Matt Might gave a nice intro to QuickCheck via testing red-black trees recently. Of course, QuickCheck has been around for over a decade now, but it’s still useful (if underused–why aren’t you QuickChecking your programs!?).

In a couple of weeks, I’m presenting a paper on an alternative to QuickCheck called SmartCheck at the Haskell Symposium.

SmartCheck focuses on efficiently shrinking and generalizing large counterexamples. I thought it’d be fun to try some of Matt’s examples with SmartCheck.

The kinds of properties Matt Checked really aren’t in the sweet spot of SmartCheck, since the counterexamples are so small (Matt didn’t even have to define instances for shrink!). SmartCheck focuses on shrinking and generalizing large counterexamples.

Still, let’s see what it looks like. (The code can be found here.)

SmartCheck is only interesting for failed properties, so let’s look at an early example in Matt’s blog post where something goes wrong. A lot of the blog post focuses on generating sufficiently constrained arbitrary red-black trees. In the section entitled, “A property for balanced black depth”, a property is given to check that the path from the root of a tree to every leaf passes through the same number of black nodes. An early generator for trees fails to satisfy the property.

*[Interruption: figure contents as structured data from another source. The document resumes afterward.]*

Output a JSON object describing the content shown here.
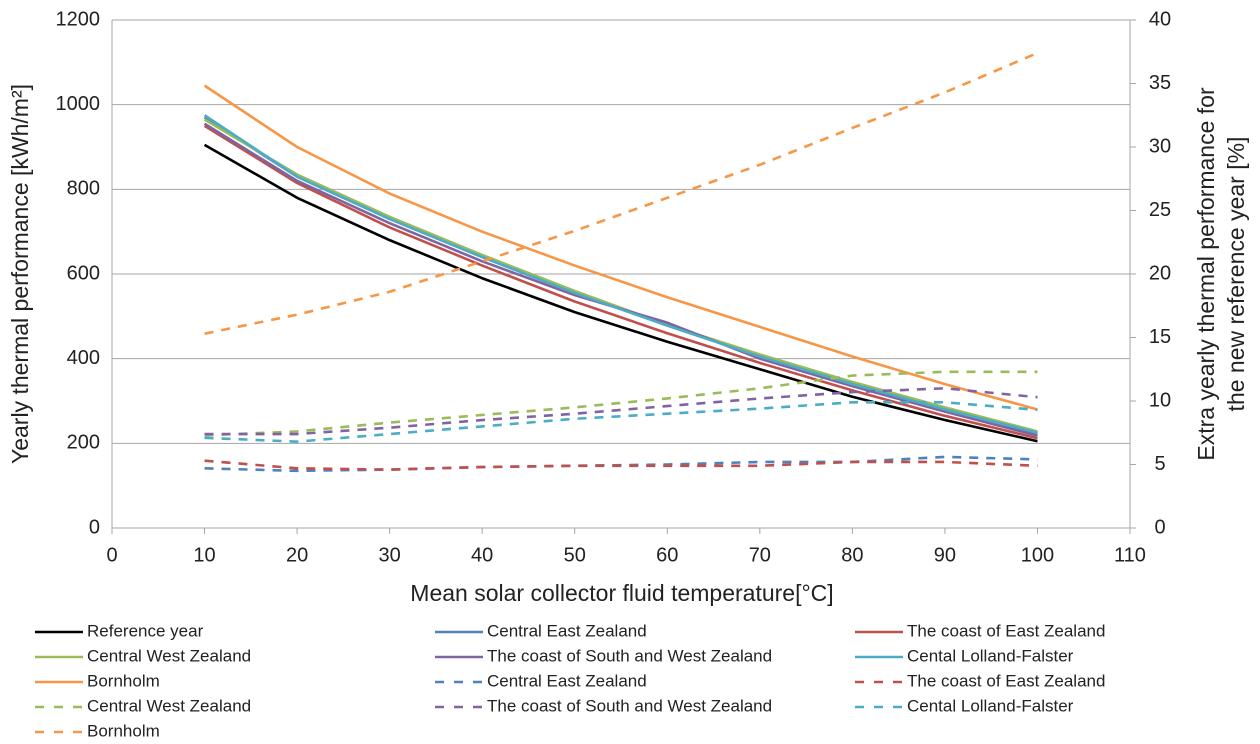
{
  "chart_data": {
    "type": "line",
    "xlabel": "Mean solar collector fluid temperature[°C]",
    "ylabel": "Yearly thermal performance [kWh/m²]",
    "y2label": [
      "Extra yearly thermal performance for",
      "the new reference year [%]"
    ],
    "x": [
      10,
      20,
      30,
      40,
      50,
      60,
      70,
      80,
      90,
      100
    ],
    "xlim": [
      0,
      110
    ],
    "xticks": [
      0,
      10,
      20,
      30,
      40,
      50,
      60,
      70,
      80,
      90,
      100,
      110
    ],
    "ylim": [
      0,
      1200
    ],
    "yticks": [
      0,
      200,
      400,
      600,
      800,
      1000,
      1200
    ],
    "y2lim": [
      0,
      40
    ],
    "y2ticks": [
      0,
      5,
      10,
      15,
      20,
      25,
      30,
      35,
      40
    ],
    "grid": true,
    "series": [
      {
        "name": "Reference year",
        "color": "#000000",
        "dashed": false,
        "values": [
          905,
          780,
          680,
          590,
          510,
          440,
          375,
          310,
          255,
          205
        ]
      },
      {
        "name": "Central East Zealand",
        "color": "#4f81bd",
        "dashed": false,
        "values": [
          970,
          830,
          730,
          640,
          555,
          480,
          405,
          340,
          280,
          222
        ]
      },
      {
        "name": "The coast of East Zealand",
        "color": "#c0504d",
        "dashed": false,
        "values": [
          950,
          815,
          710,
          620,
          535,
          460,
          390,
          325,
          265,
          212
        ]
      },
      {
        "name": "Central West Zealand",
        "color": "#9bbb59",
        "dashed": false,
        "values": [
          965,
          835,
          735,
          645,
          560,
          480,
          410,
          345,
          285,
          228
        ]
      },
      {
        "name": "The coast of South and West Zealand",
        "color": "#8064a2",
        "dashed": false,
        "values": [
          955,
          820,
          720,
          630,
          550,
          485,
          400,
          335,
          275,
          218
        ]
      },
      {
        "name": "Cental Lolland-Falster",
        "color": "#4bacc6",
        "dashed": false,
        "values": [
          975,
          830,
          730,
          640,
          555,
          478,
          405,
          340,
          280,
          225
        ]
      },
      {
        "name": "Bornholm",
        "color": "#f79646",
        "dashed": false,
        "values": [
          1045,
          900,
          790,
          700,
          620,
          545,
          475,
          405,
          340,
          280
        ]
      },
      {
        "name": "Central East Zealand",
        "color": "#4f81bd",
        "dashed": true,
        "axis": "y2",
        "values": [
          4.7,
          4.5,
          4.6,
          4.8,
          4.9,
          5.0,
          5.2,
          5.2,
          5.6,
          5.4
        ]
      },
      {
        "name": "The coast of East Zealand",
        "color": "#c0504d",
        "dashed": true,
        "axis": "y2",
        "values": [
          5.3,
          4.7,
          4.6,
          4.8,
          4.9,
          4.9,
          4.9,
          5.2,
          5.2,
          4.9
        ]
      },
      {
        "name": "Central West Zealand",
        "color": "#9bbb59",
        "dashed": true,
        "axis": "y2",
        "values": [
          7.3,
          7.6,
          8.3,
          8.9,
          9.5,
          10.2,
          11.0,
          12.0,
          12.3,
          12.3
        ]
      },
      {
        "name": "The coast of South and West Zealand",
        "color": "#8064a2",
        "dashed": true,
        "axis": "y2",
        "values": [
          7.4,
          7.4,
          7.9,
          8.5,
          9.0,
          9.6,
          10.2,
          10.7,
          11.0,
          10.3
        ]
      },
      {
        "name": "Cental Lolland-Falster",
        "color": "#4bacc6",
        "dashed": true,
        "axis": "y2",
        "values": [
          7.1,
          6.8,
          7.4,
          8.0,
          8.6,
          9.0,
          9.4,
          9.9,
          9.9,
          9.3
        ]
      },
      {
        "name": "Bornholm",
        "color": "#f79646",
        "dashed": true,
        "axis": "y2",
        "values": [
          15.3,
          16.8,
          18.6,
          21.0,
          23.4,
          26.0,
          28.6,
          31.5,
          34.3,
          37.4
        ]
      }
    ]
  }
}
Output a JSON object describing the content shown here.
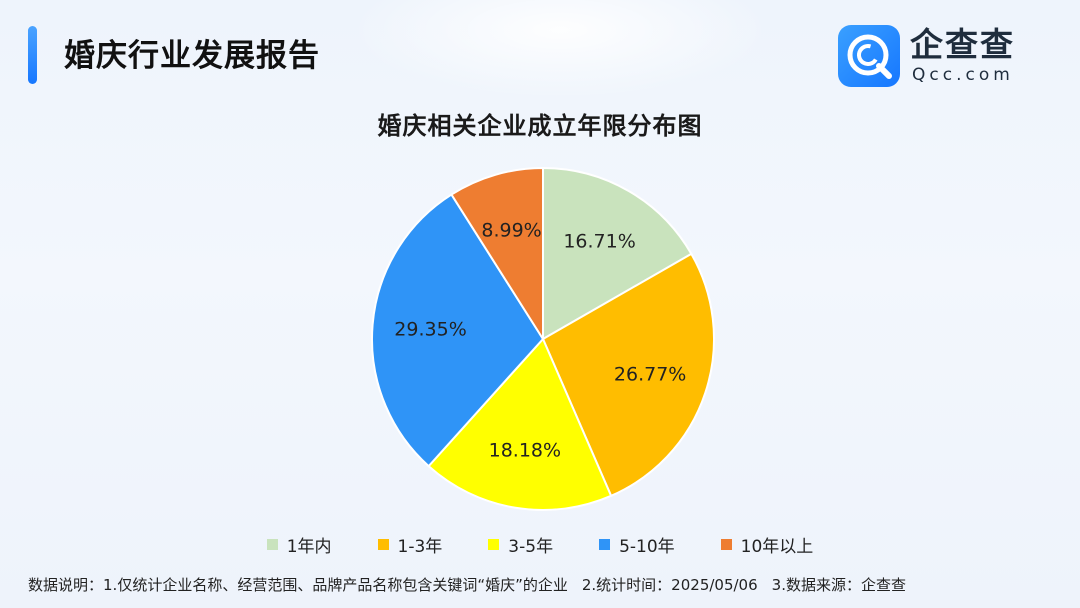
{
  "header": {
    "title": "婚庆行业发展报告",
    "logo_text": "企查查",
    "logo_sub": "Qcc.com",
    "logo_mark_letter": "Q",
    "accent_color": "#1677ff"
  },
  "chart_data": {
    "type": "pie",
    "title": "婚庆相关企业成立年限分布图",
    "legend_position": "bottom",
    "slices": [
      {
        "label": "1年内",
        "value": 16.71,
        "value_label": "16.71%",
        "color": "#c9e3bd"
      },
      {
        "label": "1-3年",
        "value": 26.77,
        "value_label": "26.77%",
        "color": "#ffbd00"
      },
      {
        "label": "3-5年",
        "value": 18.18,
        "value_label": "18.18%",
        "color": "#ffff00"
      },
      {
        "label": "5-10年",
        "value": 29.35,
        "value_label": "29.35%",
        "color": "#2f94f7"
      },
      {
        "label": "10年以上",
        "value": 8.99,
        "value_label": "8.99%",
        "color": "#ee7d31"
      }
    ]
  },
  "footnote": {
    "label": "数据说明：",
    "note1": "1.仅统计企业名称、经营范围、品牌产品名称包含关键词“婚庆”的企业",
    "note2": "2.统计时间：2025/05/06",
    "note3": "3.数据来源：企查查"
  }
}
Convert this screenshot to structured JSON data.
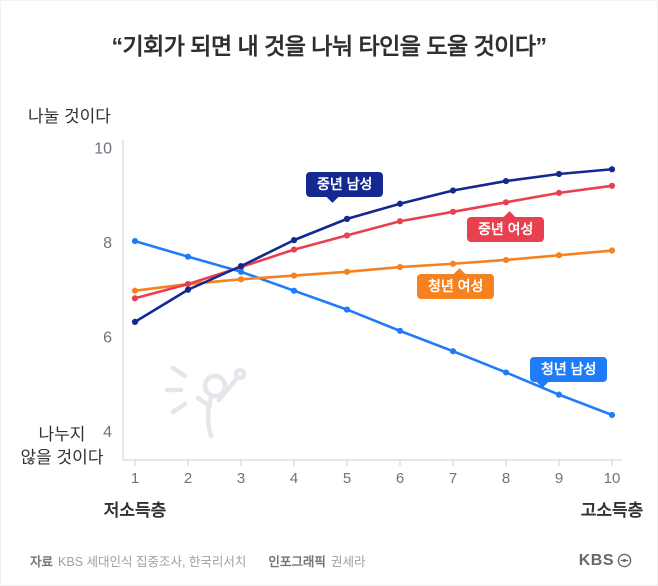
{
  "title": "“기회가 되면 내 것을 나눠 타인을 도울 것이다”",
  "chart_data": {
    "type": "line",
    "x": [
      1,
      2,
      3,
      4,
      5,
      6,
      7,
      8,
      9,
      10
    ],
    "series": [
      {
        "name": "중년 남성",
        "color": "#14298f",
        "values": [
          6.32,
          7.0,
          7.5,
          8.05,
          8.5,
          8.82,
          9.1,
          9.3,
          9.45,
          9.55
        ]
      },
      {
        "name": "중년 여성",
        "color": "#e8404f",
        "values": [
          6.82,
          7.12,
          7.48,
          7.85,
          8.15,
          8.45,
          8.65,
          8.85,
          9.05,
          9.2
        ]
      },
      {
        "name": "청년 여성",
        "color": "#f5821f",
        "values": [
          6.98,
          7.12,
          7.22,
          7.3,
          7.38,
          7.48,
          7.55,
          7.63,
          7.73,
          7.83
        ]
      },
      {
        "name": "청년 남성",
        "color": "#1f7cf9",
        "values": [
          8.03,
          7.7,
          7.38,
          6.98,
          6.58,
          6.13,
          5.7,
          5.25,
          4.78,
          4.35
        ]
      }
    ],
    "ylim": [
      4,
      10
    ],
    "yticks": [
      4,
      6,
      8,
      10
    ],
    "grid": "off",
    "y_axis_top_label": "나눌 것이다",
    "y_axis_bottom_label": "나누지\n않을 것이다",
    "x_left_label": "저소득층",
    "x_right_label": "고소득층"
  },
  "footer": {
    "source_label": "자료",
    "source_text": "KBS 세대인식 집중조사, 한국리서치",
    "infographic_label": "인포그래픽",
    "infographic_text": "권세라",
    "logo_text": "KBS"
  }
}
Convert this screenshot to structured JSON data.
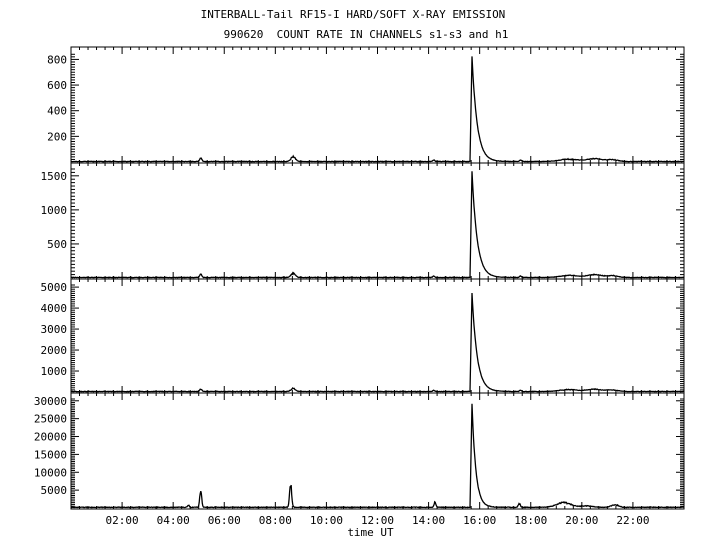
{
  "chart_data": {
    "type": "line",
    "title": "INTERBALL-Tail RF15-I HARD/SOFT X-RAY EMISSION",
    "subtitle": "990620  COUNT RATE IN CHANNELS s1-s3 and h1",
    "xlabel": "time UT",
    "x_unit": "hours UT",
    "xlim": [
      0,
      24
    ],
    "x_ticks": [
      2,
      4,
      6,
      8,
      10,
      12,
      14,
      16,
      18,
      20,
      22
    ],
    "x_tick_labels": [
      "02:00",
      "04:00",
      "06:00",
      "08:00",
      "10:00",
      "12:00",
      "14:00",
      "16:00",
      "18:00",
      "20:00",
      "22:00"
    ],
    "panels": [
      {
        "channel": "s1",
        "ylim": [
          0,
          850
        ],
        "y_ticks": [
          200,
          400,
          600,
          800
        ],
        "y_tick_labels": [
          "200",
          "400",
          "600",
          "800"
        ],
        "baseline": 4,
        "events": [
          {
            "x": 5.08,
            "y": 28,
            "w": 0.06
          },
          {
            "x": 8.7,
            "y": 38,
            "w": 0.12
          },
          {
            "x": 14.2,
            "y": 12,
            "w": 0.05
          },
          {
            "x": 15.7,
            "y": 820,
            "decay": 0.2
          },
          {
            "x": 17.6,
            "y": 12,
            "w": 0.05
          },
          {
            "x": 19.5,
            "y": 18,
            "w": 0.5
          },
          {
            "x": 20.5,
            "y": 22,
            "w": 0.4
          },
          {
            "x": 21.2,
            "y": 14,
            "w": 0.3
          }
        ]
      },
      {
        "channel": "s2",
        "ylim": [
          0,
          1600
        ],
        "y_ticks": [
          500,
          1000,
          1500
        ],
        "y_tick_labels": [
          "500",
          "1000",
          "1500"
        ],
        "baseline": 8,
        "events": [
          {
            "x": 5.08,
            "y": 45,
            "w": 0.06
          },
          {
            "x": 8.7,
            "y": 60,
            "w": 0.12
          },
          {
            "x": 14.2,
            "y": 20,
            "w": 0.05
          },
          {
            "x": 15.7,
            "y": 1560,
            "decay": 0.2
          },
          {
            "x": 17.6,
            "y": 20,
            "w": 0.05
          },
          {
            "x": 19.5,
            "y": 30,
            "w": 0.5
          },
          {
            "x": 20.5,
            "y": 40,
            "w": 0.4
          },
          {
            "x": 21.2,
            "y": 25,
            "w": 0.3
          }
        ]
      },
      {
        "channel": "s3",
        "ylim": [
          0,
          5100
        ],
        "y_ticks": [
          1000,
          2000,
          3000,
          4000,
          5000
        ],
        "y_tick_labels": [
          "1000",
          "2000",
          "3000",
          "4000",
          "5000"
        ],
        "baseline": 25,
        "events": [
          {
            "x": 5.08,
            "y": 110,
            "w": 0.06
          },
          {
            "x": 8.7,
            "y": 150,
            "w": 0.12
          },
          {
            "x": 14.2,
            "y": 60,
            "w": 0.05
          },
          {
            "x": 15.7,
            "y": 4700,
            "decay": 0.2
          },
          {
            "x": 17.6,
            "y": 60,
            "w": 0.05
          },
          {
            "x": 19.5,
            "y": 90,
            "w": 0.5
          },
          {
            "x": 20.5,
            "y": 110,
            "w": 0.4
          },
          {
            "x": 21.2,
            "y": 70,
            "w": 0.3
          }
        ]
      },
      {
        "channel": "h1",
        "ylim": [
          0,
          30500
        ],
        "y_ticks": [
          5000,
          10000,
          15000,
          20000,
          25000,
          30000
        ],
        "y_tick_labels": [
          "5000",
          "10000",
          "15000",
          "20000",
          "25000",
          "30000"
        ],
        "baseline": 200,
        "events": [
          {
            "x": 4.6,
            "y": 600,
            "w": 0.05
          },
          {
            "x": 5.08,
            "y": 5200,
            "w": 0.05
          },
          {
            "x": 8.6,
            "y": 6000,
            "w": 0.06
          },
          {
            "x": 14.25,
            "y": 1500,
            "w": 0.05
          },
          {
            "x": 15.7,
            "y": 29000,
            "decay": 0.15
          },
          {
            "x": 17.55,
            "y": 1000,
            "w": 0.06
          },
          {
            "x": 19.3,
            "y": 1300,
            "w": 0.4
          },
          {
            "x": 20.2,
            "y": 400,
            "w": 0.3
          },
          {
            "x": 21.3,
            "y": 700,
            "w": 0.2
          }
        ]
      }
    ]
  }
}
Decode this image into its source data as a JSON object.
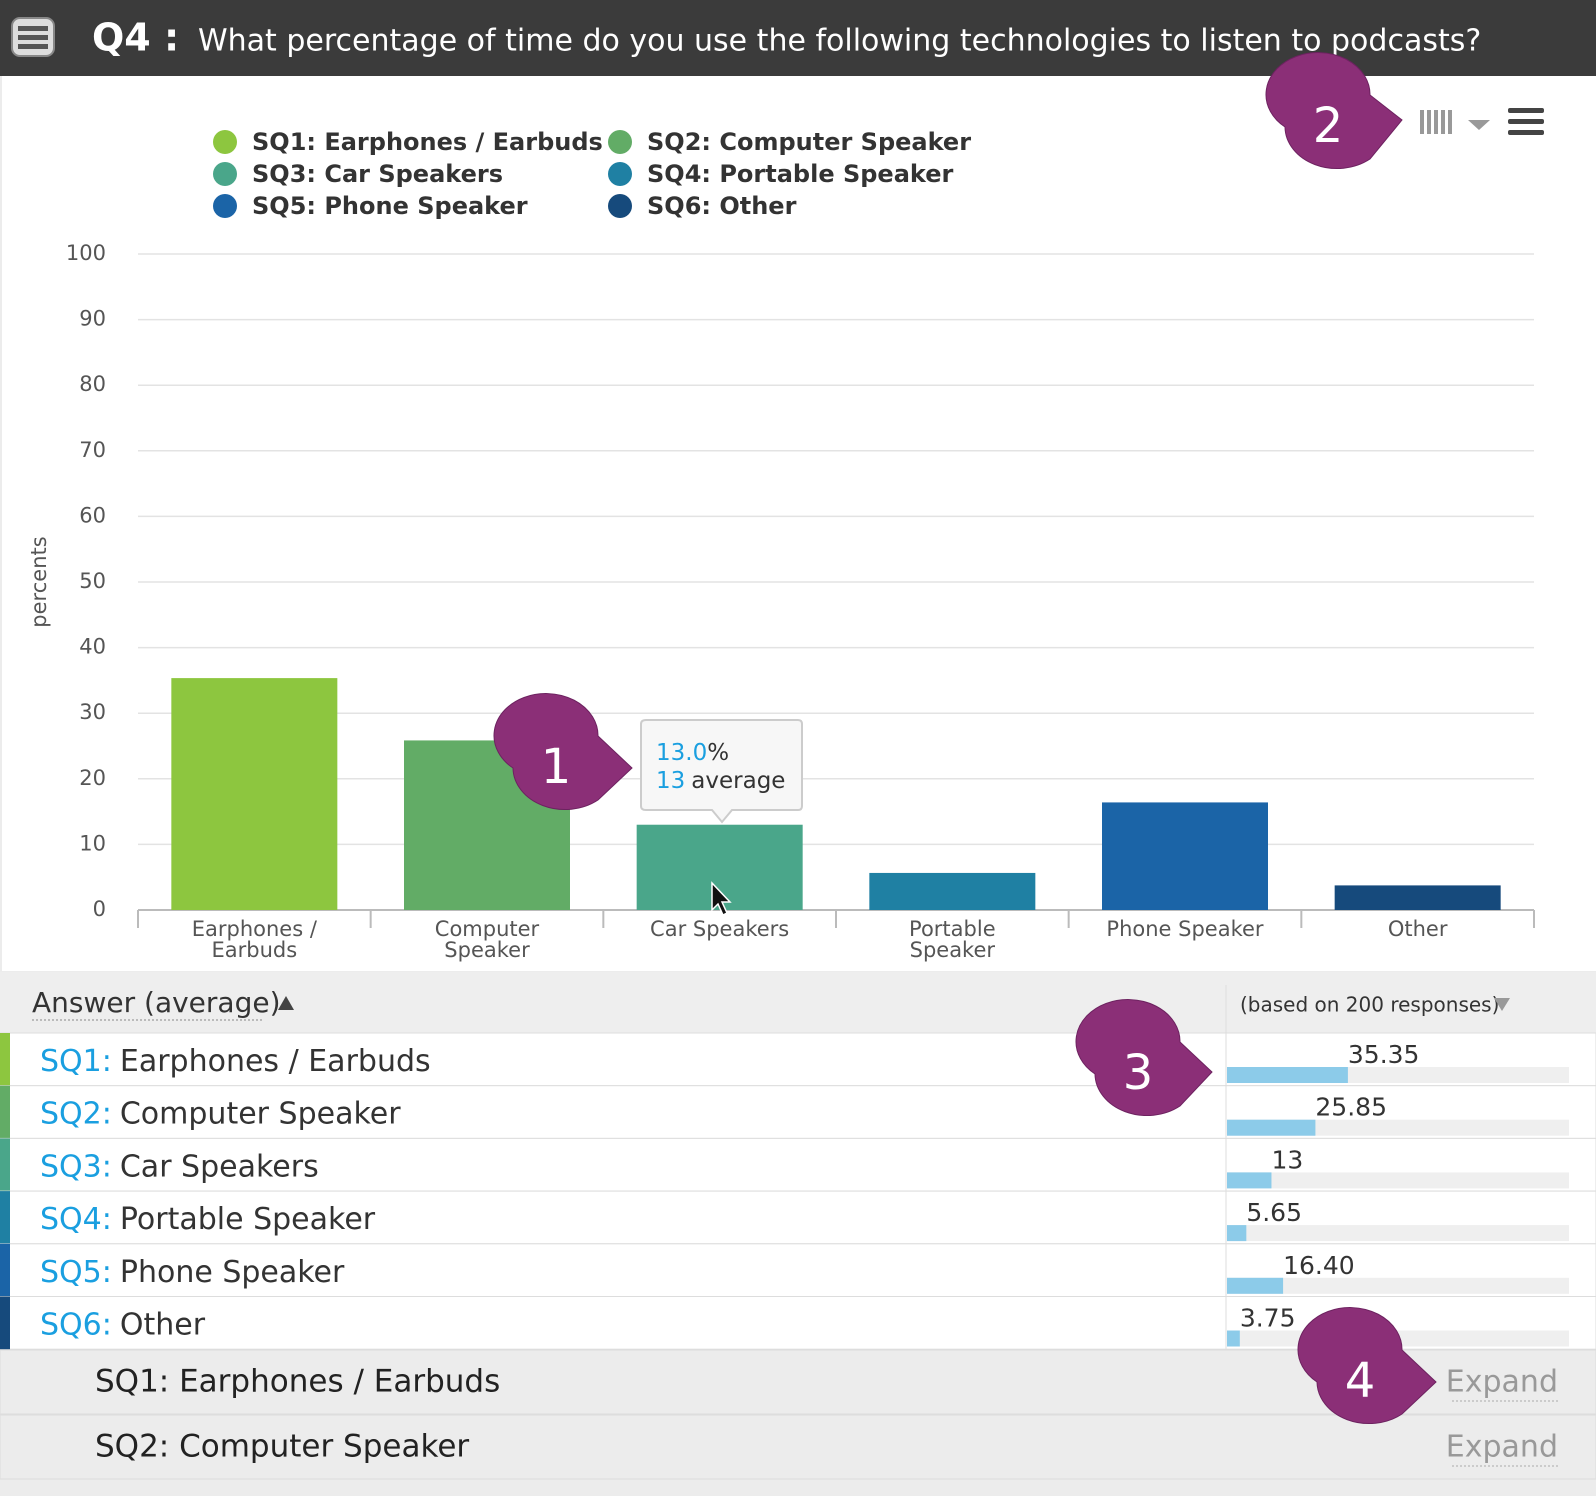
{
  "header": {
    "label": "Q4 :",
    "question": "What percentage of time do you use the following technologies to listen to podcasts?"
  },
  "chart_data": {
    "type": "bar",
    "legend": [
      "SQ1: Earphones / Earbuds",
      "SQ2: Computer Speaker",
      "SQ3: Car Speakers",
      "SQ4: Portable Speaker",
      "SQ5: Phone Speaker",
      "SQ6: Other"
    ],
    "categories": [
      "Earphones / Earbuds",
      "Computer Speaker",
      "Car Speakers",
      "Portable Speaker",
      "Phone Speaker",
      "Other"
    ],
    "values": [
      35.35,
      25.85,
      13,
      5.65,
      16.4,
      3.75
    ],
    "colors": [
      "#8dc63f",
      "#62ac66",
      "#4aa68a",
      "#1f80a3",
      "#1b64a7",
      "#164a7c"
    ],
    "ylabel": "percents",
    "ylim": [
      0,
      100
    ],
    "yticks": [
      0,
      10,
      20,
      30,
      40,
      50,
      60,
      70,
      80,
      90,
      100
    ],
    "grid": true,
    "tooltip": {
      "percent": "13.0",
      "unit": "%",
      "average": 13,
      "average_text": "average"
    }
  },
  "callouts": [
    1,
    2,
    3,
    4
  ],
  "table": {
    "header": "Answer (average)",
    "basis": "(based on 200 responses)",
    "rows": [
      {
        "code": "SQ1:",
        "label": "Earphones / Earbuds",
        "value": 35.35
      },
      {
        "code": "SQ2:",
        "label": "Computer Speaker",
        "value": 25.85
      },
      {
        "code": "SQ3:",
        "label": "Car Speakers",
        "value": 13
      },
      {
        "code": "SQ4:",
        "label": "Portable Speaker",
        "value": 5.65
      },
      {
        "code": "SQ5:",
        "label": "Phone Speaker",
        "value": 16.4,
        "value_label": "16.40"
      },
      {
        "code": "SQ6:",
        "label": "Other",
        "value": 3.75
      }
    ]
  },
  "expand_rows": [
    {
      "label": "SQ1: Earphones / Earbuds",
      "action": "Expand"
    },
    {
      "label": "SQ2: Computer Speaker",
      "action": "Expand"
    }
  ]
}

To get the code to work with SmartCheck, we derive Typeable and Generic instances for the datatypes, and use GHC Generics to automatically derive instances for SmartCheck’s typeclass. The only other main issue is that SmartCheck doesn’t support a `forall` function like in QuickCheck. So instead of a call to QuickCheck such as

> quickCheck (forAll nrrTree prop_BlackBalanced)


We change the arbitrary instance to be the nrrTree generator.

Because it is so easy to find a small counterexample, SmartCheck’s reduction algorithm does a little bit of automatic shrinking, but not too much. For example, a typical minimal counterexample returned by SmartCheck looks like

T R E 2 (T B E 5 E)


which is about as small as possible. Now onto generalization!

There are three generalization phases in SmartCheck, but we’ll look at just one, in which a formula is returned that is universally quantified if every test case fails. For the test case above, SmartCheck returns the following formula:

forall values x0 x1:
T R E 2 (T B x1 5 x0)


Intuitively, this means that for any well-typed trees chosen that could replace the variables x0 and x1, the resulting formula is still a counterexample.

The benefit to developers is seeing instantly that those subterms in the counterexample probably don’t matter. The real issue is that E on the left is unbalanced with (T B E 5 E) on the right.

One of the early design decisions in SmartCheck was focus on structurally shrinking data types and essentially ignore “base types” like Int, char, etc. The motivation was to improve efficiency on shrinking large counterexamples.

But for a case like this, generalizing base types would be interesting. We’d hypothetically get something like

forall values (x0, x1 :: RBSet Int) (x2, x3 :: Int):
T R E x2 (T B x1 x3 x0)


further generalizing the counterexample. It may be worth adding this behavior to SmartCheck.

SmartCheck’s generalization begins to bridge the gap from specific counterexamples to formulas characterizing counterexamples. The idea is related to QuickSpec, another cool tool developed by Claessen and Hughes (and SmallBone). Moreover, it’s a bridge between testing and verification, or as Matt puts it, from the 80% to the 20%.